Use the solid fill and halftone patches together to distinguish a drum-related streaking problem from a toner-density or fuser issue.

Toner cartridge replacement check

Print this sheet after swapping a toner cartridge or drum unit to confirm even coverage before running a real job.

Moire and dot-gain inspection

Check the halftone patches for moire patterns or excessive dot gain, which matter most for reproducing scanned or halftoned source material.

Fuser performance check

The reverse-text and solid-fill areas reveal whether toner is fully fused to the page or prone to smearing and flaking.

Frequently asked questions

What's a normal amount of dot variation in the halftone patches?
Some natural variation in dot edge softness is normal, especially at higher coverage where dots begin to merge.
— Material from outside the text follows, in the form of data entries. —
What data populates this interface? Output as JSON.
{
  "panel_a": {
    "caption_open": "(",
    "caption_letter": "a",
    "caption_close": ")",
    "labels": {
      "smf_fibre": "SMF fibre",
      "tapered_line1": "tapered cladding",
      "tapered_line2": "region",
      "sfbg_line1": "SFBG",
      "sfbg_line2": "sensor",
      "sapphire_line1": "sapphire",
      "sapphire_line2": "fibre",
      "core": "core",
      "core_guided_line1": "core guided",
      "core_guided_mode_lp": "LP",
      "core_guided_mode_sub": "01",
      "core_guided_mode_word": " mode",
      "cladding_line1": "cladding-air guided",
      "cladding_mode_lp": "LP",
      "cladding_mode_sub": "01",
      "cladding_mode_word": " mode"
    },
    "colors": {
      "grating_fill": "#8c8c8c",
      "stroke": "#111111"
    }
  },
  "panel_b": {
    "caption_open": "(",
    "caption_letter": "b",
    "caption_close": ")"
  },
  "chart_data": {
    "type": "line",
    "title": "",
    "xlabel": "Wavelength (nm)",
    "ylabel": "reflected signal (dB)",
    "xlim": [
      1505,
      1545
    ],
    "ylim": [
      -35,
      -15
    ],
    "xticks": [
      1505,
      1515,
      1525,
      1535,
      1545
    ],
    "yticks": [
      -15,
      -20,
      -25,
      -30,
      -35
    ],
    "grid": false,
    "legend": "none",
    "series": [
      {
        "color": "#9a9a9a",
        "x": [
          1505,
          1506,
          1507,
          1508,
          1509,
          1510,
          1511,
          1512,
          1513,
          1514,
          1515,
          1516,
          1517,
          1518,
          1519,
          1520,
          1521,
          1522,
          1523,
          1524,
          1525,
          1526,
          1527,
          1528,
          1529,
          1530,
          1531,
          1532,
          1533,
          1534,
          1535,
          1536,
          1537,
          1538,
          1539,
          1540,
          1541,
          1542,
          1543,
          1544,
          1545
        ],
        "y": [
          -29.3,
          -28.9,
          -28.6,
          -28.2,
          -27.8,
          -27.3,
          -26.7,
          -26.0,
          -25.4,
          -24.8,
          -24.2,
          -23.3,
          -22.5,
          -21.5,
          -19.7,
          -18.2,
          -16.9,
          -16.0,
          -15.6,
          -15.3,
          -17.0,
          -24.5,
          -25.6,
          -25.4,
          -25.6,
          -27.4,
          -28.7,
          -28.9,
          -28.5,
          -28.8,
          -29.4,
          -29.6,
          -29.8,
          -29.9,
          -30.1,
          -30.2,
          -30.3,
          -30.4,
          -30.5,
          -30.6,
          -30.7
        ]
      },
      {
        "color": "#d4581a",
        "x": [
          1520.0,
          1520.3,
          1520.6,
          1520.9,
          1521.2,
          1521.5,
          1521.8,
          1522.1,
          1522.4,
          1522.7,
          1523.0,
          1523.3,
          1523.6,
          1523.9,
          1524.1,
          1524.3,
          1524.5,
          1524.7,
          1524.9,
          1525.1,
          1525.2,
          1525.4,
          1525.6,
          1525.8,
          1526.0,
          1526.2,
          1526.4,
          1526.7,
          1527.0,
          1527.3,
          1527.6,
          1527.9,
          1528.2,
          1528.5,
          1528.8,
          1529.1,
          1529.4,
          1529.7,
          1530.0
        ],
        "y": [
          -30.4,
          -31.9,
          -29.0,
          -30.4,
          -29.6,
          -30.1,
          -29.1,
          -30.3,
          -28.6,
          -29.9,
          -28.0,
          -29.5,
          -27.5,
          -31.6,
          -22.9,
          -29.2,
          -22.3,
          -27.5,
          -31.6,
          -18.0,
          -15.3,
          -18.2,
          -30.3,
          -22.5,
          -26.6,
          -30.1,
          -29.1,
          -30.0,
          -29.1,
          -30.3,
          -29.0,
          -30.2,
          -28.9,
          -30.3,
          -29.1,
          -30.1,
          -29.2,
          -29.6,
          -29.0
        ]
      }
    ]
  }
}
What's not normal is visibly irregular dot placement, missing dots in a regular pattern, or dots that merge unevenly across the patch.
My printed page has faint vertical lines - what does that mean?
Consistent vertical streaking, especially visible in the solid black fill, usually points to a scratch or defect on the drum rather than a toner-level or settings issue - it typically won't clear up with a cartridge shake or reseat.
Is this test relevant to color laser printers?
The solid-fill and halftone concepts apply to color laser printers too, though this particular chart uses only black. For per-channel color diagnostics on a color laser printer, use the CMYK ink chart instead.